The future will be Green and Democratic Socialist or it will be non-existent. The current system, neoliberal capitalism, is completely untenable. It will destroy the biosphere and all humans unless stopped.
[…] Source […]
There does seem to be a fallacy peculiar to Australia here, because of its unusual population distribution. Australia has a “frontier” narrative of its own history similar to other settler colonial states, and if you only consider the country’s extremely large total area relative to population, it’s plausible to imagine that living in the countryside or in a remote town/city like Broken Hill is still a typical Australian experience. From this you might expect rural/small-town voters form a substantial base for federal political power like they do in the USA, and feel it’s only natural that such voices carry a lot of weight in the leadership of one of the two main parties.

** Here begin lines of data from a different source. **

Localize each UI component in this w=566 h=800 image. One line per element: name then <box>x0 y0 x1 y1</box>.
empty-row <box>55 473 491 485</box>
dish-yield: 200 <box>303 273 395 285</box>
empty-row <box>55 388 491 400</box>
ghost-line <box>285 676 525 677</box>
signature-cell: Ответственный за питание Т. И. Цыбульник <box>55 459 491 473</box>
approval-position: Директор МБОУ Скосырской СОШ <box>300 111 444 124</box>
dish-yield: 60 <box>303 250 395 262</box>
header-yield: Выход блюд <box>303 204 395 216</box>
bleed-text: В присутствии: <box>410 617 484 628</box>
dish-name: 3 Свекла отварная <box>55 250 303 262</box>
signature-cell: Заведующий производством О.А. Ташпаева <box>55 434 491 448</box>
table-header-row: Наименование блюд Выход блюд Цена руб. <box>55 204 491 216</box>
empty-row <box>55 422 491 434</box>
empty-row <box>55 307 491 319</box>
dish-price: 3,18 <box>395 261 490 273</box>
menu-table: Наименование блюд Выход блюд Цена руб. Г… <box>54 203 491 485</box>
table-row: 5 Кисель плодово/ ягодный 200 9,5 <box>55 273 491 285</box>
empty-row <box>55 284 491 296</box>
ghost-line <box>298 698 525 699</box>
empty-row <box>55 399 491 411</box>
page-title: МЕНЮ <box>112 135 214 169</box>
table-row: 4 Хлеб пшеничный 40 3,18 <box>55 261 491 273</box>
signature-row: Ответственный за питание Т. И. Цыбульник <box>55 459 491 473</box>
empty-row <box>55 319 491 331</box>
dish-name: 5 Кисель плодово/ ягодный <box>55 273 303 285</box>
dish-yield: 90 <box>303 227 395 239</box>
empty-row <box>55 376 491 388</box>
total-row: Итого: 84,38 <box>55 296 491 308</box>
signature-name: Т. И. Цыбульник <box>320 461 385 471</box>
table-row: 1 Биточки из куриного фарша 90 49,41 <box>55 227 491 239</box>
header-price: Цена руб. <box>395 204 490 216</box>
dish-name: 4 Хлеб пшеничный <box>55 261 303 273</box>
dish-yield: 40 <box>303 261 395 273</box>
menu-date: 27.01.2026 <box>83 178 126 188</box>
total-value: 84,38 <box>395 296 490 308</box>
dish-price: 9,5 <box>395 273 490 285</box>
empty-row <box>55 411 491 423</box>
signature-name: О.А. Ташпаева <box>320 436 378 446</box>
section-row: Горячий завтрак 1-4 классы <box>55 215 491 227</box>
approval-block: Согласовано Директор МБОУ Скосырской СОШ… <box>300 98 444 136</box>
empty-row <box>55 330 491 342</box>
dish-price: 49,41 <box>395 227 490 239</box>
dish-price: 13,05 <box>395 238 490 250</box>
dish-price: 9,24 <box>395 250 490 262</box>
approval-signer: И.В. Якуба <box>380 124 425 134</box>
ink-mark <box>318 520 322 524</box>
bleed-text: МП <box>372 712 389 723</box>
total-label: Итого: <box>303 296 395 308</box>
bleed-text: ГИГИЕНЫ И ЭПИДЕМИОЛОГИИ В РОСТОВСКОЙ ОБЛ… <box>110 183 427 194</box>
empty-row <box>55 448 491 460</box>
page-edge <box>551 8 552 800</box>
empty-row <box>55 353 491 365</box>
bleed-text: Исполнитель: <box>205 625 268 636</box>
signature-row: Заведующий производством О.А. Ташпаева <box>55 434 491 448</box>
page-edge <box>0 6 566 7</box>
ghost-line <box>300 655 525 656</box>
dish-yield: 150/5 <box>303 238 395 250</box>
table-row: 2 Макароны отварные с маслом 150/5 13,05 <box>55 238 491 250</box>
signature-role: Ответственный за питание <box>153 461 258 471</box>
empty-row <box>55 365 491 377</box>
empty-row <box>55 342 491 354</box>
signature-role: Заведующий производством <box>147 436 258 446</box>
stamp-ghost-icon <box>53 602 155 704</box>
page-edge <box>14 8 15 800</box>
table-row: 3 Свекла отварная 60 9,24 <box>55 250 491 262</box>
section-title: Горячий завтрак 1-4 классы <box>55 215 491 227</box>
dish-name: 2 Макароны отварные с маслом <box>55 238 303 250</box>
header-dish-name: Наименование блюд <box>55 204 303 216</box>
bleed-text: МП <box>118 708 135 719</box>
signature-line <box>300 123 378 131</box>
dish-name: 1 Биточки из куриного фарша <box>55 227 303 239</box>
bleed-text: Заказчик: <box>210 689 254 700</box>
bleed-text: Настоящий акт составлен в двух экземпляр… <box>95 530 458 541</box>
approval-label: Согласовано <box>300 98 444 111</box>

In practice, these “real Australians” are now very much in the minority, and the average Australian lives in more “metropolitan” conditions than the average European: weighted by population, the median Australian urban sprawl is South East Queensland with more than 3 million people, whereas the whole of Europe (population: ~750 million) only has about 20 urban agglomerations on this scale or larger. (Sure, Australia has nothing on quite the scale of Moscow, Istanbul, London, Paris, the Randstad or the Rhine-Ruhr metropolis, but those are a long way from the average European experience; the current UK Conservative Party would make no sense at all, for example, if the average Londoner was representative of the political positions of the average Brit.) As for the non-metropolitan population of Australia, the term “regional Australia” especially seems to be close to meaningless if it lumps everywhere from Geelong to the Pilbara into the same category.

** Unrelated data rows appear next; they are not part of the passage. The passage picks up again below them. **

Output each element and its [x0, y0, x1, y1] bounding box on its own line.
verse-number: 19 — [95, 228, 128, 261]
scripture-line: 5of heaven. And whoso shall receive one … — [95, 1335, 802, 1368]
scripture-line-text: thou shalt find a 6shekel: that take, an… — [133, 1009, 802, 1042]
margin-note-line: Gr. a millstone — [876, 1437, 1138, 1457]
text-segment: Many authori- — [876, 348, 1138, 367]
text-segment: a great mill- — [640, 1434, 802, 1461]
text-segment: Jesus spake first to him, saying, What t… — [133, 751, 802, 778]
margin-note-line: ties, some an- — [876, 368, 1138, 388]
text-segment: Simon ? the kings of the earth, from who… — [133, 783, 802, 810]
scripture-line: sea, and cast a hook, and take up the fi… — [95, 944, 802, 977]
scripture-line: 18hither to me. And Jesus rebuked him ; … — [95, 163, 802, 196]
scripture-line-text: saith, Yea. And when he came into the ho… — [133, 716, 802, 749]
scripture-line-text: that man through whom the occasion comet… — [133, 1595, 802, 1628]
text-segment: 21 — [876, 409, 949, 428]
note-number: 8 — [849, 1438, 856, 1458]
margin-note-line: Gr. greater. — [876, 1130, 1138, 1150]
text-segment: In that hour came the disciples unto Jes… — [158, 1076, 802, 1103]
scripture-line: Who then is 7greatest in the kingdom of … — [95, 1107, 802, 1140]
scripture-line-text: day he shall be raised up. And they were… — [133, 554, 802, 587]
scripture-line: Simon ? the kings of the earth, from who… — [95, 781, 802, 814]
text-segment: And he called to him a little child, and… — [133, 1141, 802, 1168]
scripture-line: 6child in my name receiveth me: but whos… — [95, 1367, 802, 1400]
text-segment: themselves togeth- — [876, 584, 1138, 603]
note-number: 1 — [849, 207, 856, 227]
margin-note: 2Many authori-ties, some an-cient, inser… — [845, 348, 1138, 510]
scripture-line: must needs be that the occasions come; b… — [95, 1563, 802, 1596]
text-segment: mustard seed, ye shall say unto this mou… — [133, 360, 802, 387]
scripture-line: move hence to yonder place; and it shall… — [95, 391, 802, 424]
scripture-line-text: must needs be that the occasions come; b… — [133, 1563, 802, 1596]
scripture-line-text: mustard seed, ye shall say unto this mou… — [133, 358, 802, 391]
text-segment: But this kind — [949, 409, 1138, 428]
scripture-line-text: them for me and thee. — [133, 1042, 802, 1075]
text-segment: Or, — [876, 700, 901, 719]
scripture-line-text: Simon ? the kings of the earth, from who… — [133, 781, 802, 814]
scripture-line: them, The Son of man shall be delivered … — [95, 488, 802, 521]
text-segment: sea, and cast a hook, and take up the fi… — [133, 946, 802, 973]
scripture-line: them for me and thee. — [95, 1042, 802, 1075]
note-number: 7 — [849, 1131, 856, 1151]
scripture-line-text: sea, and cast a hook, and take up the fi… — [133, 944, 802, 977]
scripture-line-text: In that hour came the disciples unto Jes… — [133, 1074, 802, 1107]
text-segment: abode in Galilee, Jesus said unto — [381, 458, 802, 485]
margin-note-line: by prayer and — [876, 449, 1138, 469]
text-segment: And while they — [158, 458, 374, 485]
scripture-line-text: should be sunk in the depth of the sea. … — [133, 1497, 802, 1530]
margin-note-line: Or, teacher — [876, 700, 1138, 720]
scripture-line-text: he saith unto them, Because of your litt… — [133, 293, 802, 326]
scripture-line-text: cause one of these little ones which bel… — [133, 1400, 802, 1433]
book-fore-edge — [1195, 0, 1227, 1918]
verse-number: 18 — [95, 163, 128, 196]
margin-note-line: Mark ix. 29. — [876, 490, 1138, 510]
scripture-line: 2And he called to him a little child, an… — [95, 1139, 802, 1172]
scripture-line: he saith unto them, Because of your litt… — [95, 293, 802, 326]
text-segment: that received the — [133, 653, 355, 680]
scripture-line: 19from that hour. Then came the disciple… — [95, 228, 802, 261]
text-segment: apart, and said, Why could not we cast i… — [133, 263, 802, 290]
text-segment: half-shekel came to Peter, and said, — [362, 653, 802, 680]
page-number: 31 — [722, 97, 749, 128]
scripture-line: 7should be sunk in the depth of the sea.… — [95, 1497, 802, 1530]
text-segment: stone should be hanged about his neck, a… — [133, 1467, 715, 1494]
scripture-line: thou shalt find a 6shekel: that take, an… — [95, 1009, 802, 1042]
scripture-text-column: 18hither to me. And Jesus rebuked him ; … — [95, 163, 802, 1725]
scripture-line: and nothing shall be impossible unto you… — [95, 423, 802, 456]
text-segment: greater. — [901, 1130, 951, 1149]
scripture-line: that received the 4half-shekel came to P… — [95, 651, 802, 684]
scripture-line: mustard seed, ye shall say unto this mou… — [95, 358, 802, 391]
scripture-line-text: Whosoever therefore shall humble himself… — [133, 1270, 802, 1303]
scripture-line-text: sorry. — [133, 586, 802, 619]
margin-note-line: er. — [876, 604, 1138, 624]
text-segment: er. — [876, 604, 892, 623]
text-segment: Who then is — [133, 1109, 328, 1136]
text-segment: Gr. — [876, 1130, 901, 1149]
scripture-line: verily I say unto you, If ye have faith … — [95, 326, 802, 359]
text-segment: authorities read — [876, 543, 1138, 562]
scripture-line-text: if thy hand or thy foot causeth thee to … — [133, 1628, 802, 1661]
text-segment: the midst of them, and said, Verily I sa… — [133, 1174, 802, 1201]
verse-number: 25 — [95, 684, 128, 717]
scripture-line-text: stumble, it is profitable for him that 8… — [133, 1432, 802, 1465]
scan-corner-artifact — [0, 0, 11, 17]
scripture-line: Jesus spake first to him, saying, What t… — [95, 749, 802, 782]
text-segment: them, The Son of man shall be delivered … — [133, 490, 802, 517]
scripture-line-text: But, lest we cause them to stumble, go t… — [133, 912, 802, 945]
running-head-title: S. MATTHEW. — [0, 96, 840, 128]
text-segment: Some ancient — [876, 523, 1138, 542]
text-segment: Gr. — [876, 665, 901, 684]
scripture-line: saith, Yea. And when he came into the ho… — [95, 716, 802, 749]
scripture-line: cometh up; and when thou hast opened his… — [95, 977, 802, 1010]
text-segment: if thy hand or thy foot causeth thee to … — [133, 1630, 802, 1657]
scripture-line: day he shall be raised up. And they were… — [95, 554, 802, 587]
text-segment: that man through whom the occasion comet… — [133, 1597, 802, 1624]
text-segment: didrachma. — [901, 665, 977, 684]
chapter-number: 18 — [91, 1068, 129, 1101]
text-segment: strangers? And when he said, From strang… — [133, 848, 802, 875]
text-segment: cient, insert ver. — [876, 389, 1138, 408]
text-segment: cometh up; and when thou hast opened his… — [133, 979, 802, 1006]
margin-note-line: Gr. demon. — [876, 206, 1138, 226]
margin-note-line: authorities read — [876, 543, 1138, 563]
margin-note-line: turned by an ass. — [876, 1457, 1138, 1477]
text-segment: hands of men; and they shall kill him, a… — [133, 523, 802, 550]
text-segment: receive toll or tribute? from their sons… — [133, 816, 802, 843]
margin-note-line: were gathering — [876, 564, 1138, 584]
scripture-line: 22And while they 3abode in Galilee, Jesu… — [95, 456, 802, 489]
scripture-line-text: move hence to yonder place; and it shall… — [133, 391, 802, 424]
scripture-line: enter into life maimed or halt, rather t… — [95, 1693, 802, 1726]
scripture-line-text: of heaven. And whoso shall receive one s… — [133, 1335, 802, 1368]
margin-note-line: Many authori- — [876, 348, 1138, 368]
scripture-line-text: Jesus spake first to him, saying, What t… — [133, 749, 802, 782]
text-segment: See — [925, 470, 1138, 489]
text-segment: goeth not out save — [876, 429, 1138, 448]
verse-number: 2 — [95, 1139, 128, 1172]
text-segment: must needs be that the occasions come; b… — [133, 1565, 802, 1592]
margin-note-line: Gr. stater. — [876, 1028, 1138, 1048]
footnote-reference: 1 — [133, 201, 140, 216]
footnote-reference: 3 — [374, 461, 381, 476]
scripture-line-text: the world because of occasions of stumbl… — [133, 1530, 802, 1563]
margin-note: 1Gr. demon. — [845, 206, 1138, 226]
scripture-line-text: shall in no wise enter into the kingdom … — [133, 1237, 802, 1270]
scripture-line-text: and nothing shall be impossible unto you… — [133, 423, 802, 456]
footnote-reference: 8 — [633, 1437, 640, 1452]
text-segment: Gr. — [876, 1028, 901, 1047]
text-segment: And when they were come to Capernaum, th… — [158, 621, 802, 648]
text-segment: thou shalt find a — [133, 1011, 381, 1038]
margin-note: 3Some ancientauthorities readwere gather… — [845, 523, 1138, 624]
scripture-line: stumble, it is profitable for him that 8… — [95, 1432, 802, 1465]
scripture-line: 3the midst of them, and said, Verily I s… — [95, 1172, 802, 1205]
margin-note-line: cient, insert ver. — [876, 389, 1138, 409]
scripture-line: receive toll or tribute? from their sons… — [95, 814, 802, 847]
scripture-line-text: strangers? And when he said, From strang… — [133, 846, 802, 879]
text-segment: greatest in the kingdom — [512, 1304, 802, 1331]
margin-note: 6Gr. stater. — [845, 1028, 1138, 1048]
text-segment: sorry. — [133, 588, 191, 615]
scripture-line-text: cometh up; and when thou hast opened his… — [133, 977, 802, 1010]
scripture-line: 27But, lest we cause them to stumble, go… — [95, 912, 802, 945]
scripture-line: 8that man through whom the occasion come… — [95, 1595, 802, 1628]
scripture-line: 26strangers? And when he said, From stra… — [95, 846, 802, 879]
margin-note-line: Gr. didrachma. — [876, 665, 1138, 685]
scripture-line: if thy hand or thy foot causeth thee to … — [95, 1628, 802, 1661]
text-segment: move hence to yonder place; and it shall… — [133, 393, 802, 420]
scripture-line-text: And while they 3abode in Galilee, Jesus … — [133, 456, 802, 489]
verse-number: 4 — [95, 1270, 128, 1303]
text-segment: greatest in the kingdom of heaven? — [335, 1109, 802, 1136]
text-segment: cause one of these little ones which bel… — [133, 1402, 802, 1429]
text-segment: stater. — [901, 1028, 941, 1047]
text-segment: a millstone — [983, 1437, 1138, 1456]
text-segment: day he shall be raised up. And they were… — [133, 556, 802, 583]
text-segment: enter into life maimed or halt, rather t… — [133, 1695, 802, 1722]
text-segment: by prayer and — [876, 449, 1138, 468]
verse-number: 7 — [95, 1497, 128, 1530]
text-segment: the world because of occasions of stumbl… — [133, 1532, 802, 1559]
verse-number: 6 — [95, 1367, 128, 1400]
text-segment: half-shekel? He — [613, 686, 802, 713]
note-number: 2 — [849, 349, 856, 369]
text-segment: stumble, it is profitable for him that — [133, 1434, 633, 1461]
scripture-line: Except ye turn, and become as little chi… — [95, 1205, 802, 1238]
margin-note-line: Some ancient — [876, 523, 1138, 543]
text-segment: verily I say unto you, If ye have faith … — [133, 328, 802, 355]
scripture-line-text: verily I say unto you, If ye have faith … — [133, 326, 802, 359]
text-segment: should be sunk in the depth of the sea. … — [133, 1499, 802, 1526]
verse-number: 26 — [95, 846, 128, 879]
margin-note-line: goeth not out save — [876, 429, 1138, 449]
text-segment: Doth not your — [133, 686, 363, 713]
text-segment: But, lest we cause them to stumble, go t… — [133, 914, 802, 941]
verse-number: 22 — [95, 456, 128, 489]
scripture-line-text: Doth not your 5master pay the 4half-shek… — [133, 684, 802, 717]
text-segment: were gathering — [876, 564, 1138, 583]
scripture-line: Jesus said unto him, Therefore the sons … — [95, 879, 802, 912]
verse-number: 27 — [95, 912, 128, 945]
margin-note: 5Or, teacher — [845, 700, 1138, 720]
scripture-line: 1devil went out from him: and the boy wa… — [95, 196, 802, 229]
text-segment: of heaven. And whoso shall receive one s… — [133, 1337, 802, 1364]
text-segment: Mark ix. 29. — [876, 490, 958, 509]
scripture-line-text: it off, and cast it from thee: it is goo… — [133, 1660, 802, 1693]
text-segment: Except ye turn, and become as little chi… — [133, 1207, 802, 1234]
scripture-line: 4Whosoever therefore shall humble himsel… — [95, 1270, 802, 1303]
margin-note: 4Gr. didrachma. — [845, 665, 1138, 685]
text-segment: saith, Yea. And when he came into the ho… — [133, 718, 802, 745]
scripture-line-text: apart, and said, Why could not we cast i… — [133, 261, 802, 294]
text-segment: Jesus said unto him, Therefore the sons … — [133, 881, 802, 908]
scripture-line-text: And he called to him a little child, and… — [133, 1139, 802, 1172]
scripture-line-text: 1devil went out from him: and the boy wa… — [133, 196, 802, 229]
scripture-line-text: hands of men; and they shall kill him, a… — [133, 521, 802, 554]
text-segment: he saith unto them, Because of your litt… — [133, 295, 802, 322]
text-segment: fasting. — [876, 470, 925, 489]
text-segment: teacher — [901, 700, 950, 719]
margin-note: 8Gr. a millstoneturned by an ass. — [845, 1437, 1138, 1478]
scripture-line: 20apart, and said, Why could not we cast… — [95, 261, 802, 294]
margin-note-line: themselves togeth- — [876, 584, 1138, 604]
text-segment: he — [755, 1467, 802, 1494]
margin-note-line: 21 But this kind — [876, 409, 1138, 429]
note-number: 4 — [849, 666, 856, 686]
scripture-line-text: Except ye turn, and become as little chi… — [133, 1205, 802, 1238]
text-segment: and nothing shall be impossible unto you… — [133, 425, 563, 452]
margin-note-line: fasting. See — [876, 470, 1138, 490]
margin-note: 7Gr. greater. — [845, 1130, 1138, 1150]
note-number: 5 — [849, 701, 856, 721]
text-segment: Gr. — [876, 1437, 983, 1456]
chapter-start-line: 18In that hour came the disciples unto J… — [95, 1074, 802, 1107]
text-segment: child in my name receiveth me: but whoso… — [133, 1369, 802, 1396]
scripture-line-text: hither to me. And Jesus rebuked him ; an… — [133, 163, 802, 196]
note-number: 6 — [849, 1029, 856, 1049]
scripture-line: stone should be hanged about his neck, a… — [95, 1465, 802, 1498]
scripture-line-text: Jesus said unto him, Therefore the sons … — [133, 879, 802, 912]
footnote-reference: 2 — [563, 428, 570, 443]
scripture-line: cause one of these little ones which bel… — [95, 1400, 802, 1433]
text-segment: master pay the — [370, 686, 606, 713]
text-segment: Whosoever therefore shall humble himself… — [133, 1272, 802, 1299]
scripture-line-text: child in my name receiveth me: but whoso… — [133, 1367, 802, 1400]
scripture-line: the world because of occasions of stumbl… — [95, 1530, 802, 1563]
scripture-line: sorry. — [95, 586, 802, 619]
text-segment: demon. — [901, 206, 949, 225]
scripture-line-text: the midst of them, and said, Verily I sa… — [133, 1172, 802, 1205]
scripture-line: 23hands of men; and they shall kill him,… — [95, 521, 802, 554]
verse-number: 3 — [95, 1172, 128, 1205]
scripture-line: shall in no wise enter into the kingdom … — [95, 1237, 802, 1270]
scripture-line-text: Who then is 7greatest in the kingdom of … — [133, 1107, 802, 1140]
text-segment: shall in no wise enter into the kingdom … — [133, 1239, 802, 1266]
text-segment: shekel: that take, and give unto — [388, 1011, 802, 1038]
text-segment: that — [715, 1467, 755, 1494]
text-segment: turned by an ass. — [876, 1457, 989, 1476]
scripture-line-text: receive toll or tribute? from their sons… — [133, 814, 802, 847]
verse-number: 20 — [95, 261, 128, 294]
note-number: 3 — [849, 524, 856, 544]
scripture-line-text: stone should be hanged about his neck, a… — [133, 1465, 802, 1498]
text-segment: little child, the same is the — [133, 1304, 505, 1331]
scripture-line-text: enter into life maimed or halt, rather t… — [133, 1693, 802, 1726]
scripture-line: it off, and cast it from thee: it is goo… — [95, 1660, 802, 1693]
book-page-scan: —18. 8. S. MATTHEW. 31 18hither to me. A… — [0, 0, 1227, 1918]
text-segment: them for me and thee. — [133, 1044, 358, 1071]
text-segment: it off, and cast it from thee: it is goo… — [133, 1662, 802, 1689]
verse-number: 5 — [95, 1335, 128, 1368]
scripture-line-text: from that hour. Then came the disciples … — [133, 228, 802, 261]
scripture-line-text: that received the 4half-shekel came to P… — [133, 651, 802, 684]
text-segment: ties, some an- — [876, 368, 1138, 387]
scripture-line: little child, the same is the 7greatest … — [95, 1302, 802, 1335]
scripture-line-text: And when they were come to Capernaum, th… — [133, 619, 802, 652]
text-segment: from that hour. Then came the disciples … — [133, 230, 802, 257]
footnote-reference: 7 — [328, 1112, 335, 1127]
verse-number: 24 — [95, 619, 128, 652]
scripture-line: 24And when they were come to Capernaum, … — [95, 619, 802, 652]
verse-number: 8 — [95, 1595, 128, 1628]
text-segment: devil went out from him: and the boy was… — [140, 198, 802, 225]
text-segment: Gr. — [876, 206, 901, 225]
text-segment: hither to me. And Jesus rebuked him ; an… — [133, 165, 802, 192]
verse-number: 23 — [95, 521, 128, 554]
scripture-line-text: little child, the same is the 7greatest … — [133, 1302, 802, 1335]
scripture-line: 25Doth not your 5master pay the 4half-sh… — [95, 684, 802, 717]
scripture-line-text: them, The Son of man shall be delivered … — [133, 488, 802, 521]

Particularly strange to me is the continued existence of the Liberal Party in New South Wales (also one of the few surviving Coalition state governments, although probably not for much longer). It’s perennially weak in the Newcastle/Central Coast and Illawarra regions, and doesn’t even field candidates in much of “regional NSW”, so it is more or less the Liberal Party of Greater Sydney (plus a few rural seats where the incumbent happens to identify as Liberal rather than National, but honestly may as well be a National, like former energy minister Angus Taylor). It doesn’t seem particularly sustainable for a party with that geographical base to constantly rail against “metropolitan elites”.
On the topic of real work, the often sound First Dog in the Moon snarks that EIIR, in her 70 years of queening, has never done any. This reflects the same reactionary macho bias. Being a symbolic monarch is a hard acting job: always being presentable, always showing up on time, always reading the papers in the red box, always staying civil while making small-talk with assorted autocrats, megalomaniacs, white-collar criminals and political conmen. You can certainly make a case that the job should be different or could be carried out more cheaply in a republican form as in Germany and Ireland, but as the job exists, Elizabeth has done it very well.
Relative to her pay rate and wealth, EIIR has done effectively nothing for the people. Oh, I forgot one thing. She is the figurehead and prop for highly unequal, aristocratic and capitalist wealth. It is support for monarchy that is reactionary.